In regard to drug interaction, use-dependence is one of the sought-after properties of pharmaceutical blockers of ion channels. A drug has use-dependence if a channel is increasingly modulated by a drug the more frequently the channel is activated by voltage. In the setting of cardiac arrhythmias or seizures, for example, use-dependence is beneficial because channels in healthy tissue are not appreciably inhibited, but those involved in pathologically rapid stimulation are blocked. The molecular basis of use-dependence remains unknown. Recently, we have found that two chemical classes of calcium channel blocking compounds behave differently in respect to their block of the various classes of recombinant calcium channels. The phenylalkylamines block A-, C-, and E-class channels in a use-dependent manner. In striking contrast, the benzothiazipines block only the C-class in a use-dependent manner. A- and E- class are blocked in a use-independent manner. Chimeras of C and E class channels have been constructed to gain insight into the structural determinants of use-dependence for the benzothiazipine class. The detailed understanding of use-dependence of benzothiazipines in calcium channels may provide general insight into this phenomena in the setting of other ionic channels and drugs (Cai et al., 1997).
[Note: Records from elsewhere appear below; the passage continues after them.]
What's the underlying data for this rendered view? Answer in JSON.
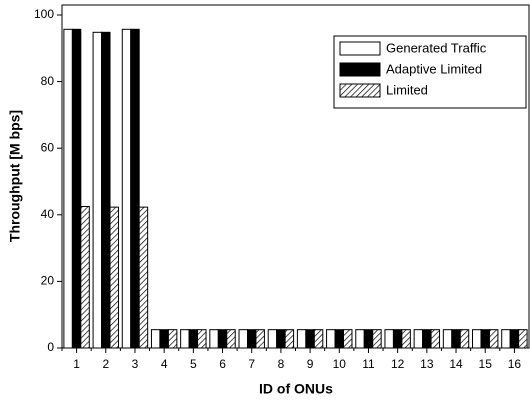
{
  "chart_data": {
    "type": "bar",
    "x_label": "ID of ONUs",
    "y_label": "Throughput [M bps]",
    "categories": [
      "1",
      "2",
      "3",
      "4",
      "5",
      "6",
      "7",
      "8",
      "9",
      "10",
      "11",
      "12",
      "13",
      "14",
      "15",
      "16"
    ],
    "series": [
      {
        "name": "Generated Traffic",
        "color": "#ffffff",
        "fill_style": "solid",
        "values": [
          95.7,
          94.8,
          95.7,
          5.5,
          5.5,
          5.5,
          5.5,
          5.5,
          5.5,
          5.5,
          5.5,
          5.5,
          5.5,
          5.5,
          5.5,
          5.5
        ]
      },
      {
        "name": "Adaptive Limited",
        "color": "#000000",
        "fill_style": "solid",
        "values": [
          95.7,
          94.8,
          95.7,
          5.5,
          5.5,
          5.5,
          5.5,
          5.5,
          5.5,
          5.5,
          5.5,
          5.5,
          5.5,
          5.5,
          5.5,
          5.5
        ]
      },
      {
        "name": "Limited",
        "color": "#000000",
        "fill_style": "hatch",
        "values": [
          42.5,
          42.3,
          42.3,
          5.5,
          5.5,
          5.5,
          5.5,
          5.5,
          5.5,
          5.5,
          5.5,
          5.5,
          5.5,
          5.5,
          5.5,
          5.5
        ]
      }
    ],
    "ylim": [
      0,
      103
    ],
    "yticks": [
      0,
      20,
      40,
      60,
      80,
      100
    ],
    "legend": "top-right",
    "grid": false
  }
}
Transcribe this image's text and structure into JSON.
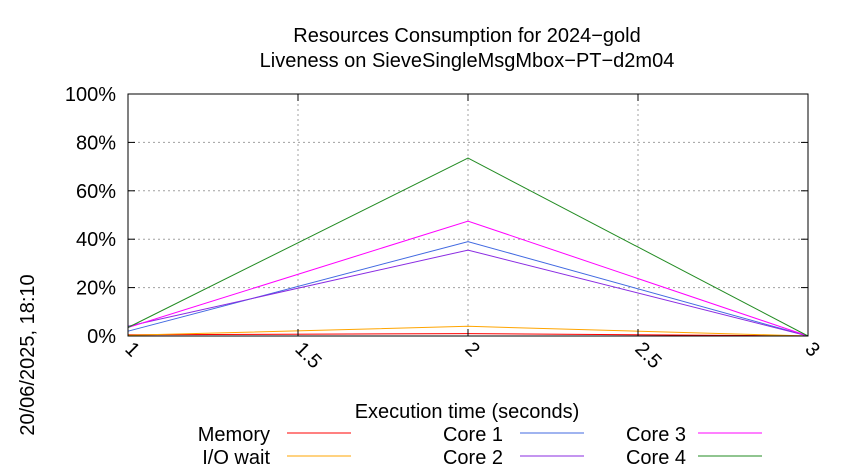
{
  "chart_data": {
    "type": "line",
    "title": "Resources Consumption for 2024−gold",
    "subtitle": "Liveness on SieveSingleMsgMbox−PT−d2m04",
    "xlabel": "Execution time (seconds)",
    "ylabel": "",
    "side_label": "20/06/2025, 18:10",
    "x": [
      1,
      2,
      3
    ],
    "xlim": [
      1,
      3
    ],
    "ylim": [
      0,
      100
    ],
    "x_ticks": [
      "1",
      "1.5",
      "2",
      "2.5",
      "3"
    ],
    "x_tick_values": [
      1,
      1.5,
      2,
      2.5,
      3
    ],
    "y_ticks": [
      "0%",
      "20%",
      "40%",
      "60%",
      "80%",
      "100%"
    ],
    "y_tick_values": [
      0,
      20,
      40,
      60,
      80,
      100
    ],
    "grid": true,
    "legend_position": "bottom",
    "series": [
      {
        "name": "Memory",
        "color": "#ff0000",
        "values": [
          0.5,
          1.0,
          0
        ]
      },
      {
        "name": "I/O wait",
        "color": "#ffa500",
        "values": [
          0.3,
          4.0,
          0
        ]
      },
      {
        "name": "Core 1",
        "color": "#4169e1",
        "values": [
          2.0,
          39.0,
          0
        ]
      },
      {
        "name": "Core 2",
        "color": "#8a2be2",
        "values": [
          4.0,
          35.5,
          0
        ]
      },
      {
        "name": "Core 3",
        "color": "#ff00ff",
        "values": [
          3.5,
          47.5,
          0
        ]
      },
      {
        "name": "Core 4",
        "color": "#228b22",
        "values": [
          3.5,
          73.5,
          0
        ]
      }
    ]
  }
}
Regarding permeation, different molecular classes of calcium channels have interesting differences in conduction properties. Ongoing studies using chimeric channel promise to provide novel insight into the structural determinants of Ca2+ permeation through the pore. In addition, most of what we know about the mechanism of permeation comes from study of L-type (C-class) calcium channels. We are pursuing in-depth analysis of permeation in R-type (E-class) channels, which differs in a number of interesting ways that lead to new insights regarding the basis of Ca2+ permation (DeMaria and Yue, 1999 abstract).
Role of calcium channels in heart and nerve: In heart, we are examining the role of calcium channel beta subunits in regulating current in normal and heart-failure states. Using cultured adult heart cells, and viral expression of various calcium-channel beta subunits, we are uncovering tantalizing hints of a major role of beta-subunit regulation in normal and failing cells (see Wei et al., 1998, abstract in press).
Cultured hippocampal autapses are also providing an interesting model of short-term synaptic responsiveness, design characteristics of which are believed to be crucial for the neurocomputational processing and capabilities. We are currently exploring the role of G-protein modulation of calcium channels and calcium-channel inactivation in regulating short-term depression and facilitation of synaptic efficacy during repetitive stimulation.
In connection with the primary culture models of heart and nerve, we are developing adenoviral transfection strategies to permit inducible expression of foreign genes. The goal here is to predict and observe alterred physiology in response to overexpression or knock-out of specific calcium channel genes, thereby providing new insight into the importance of specific channel properties to cellular function.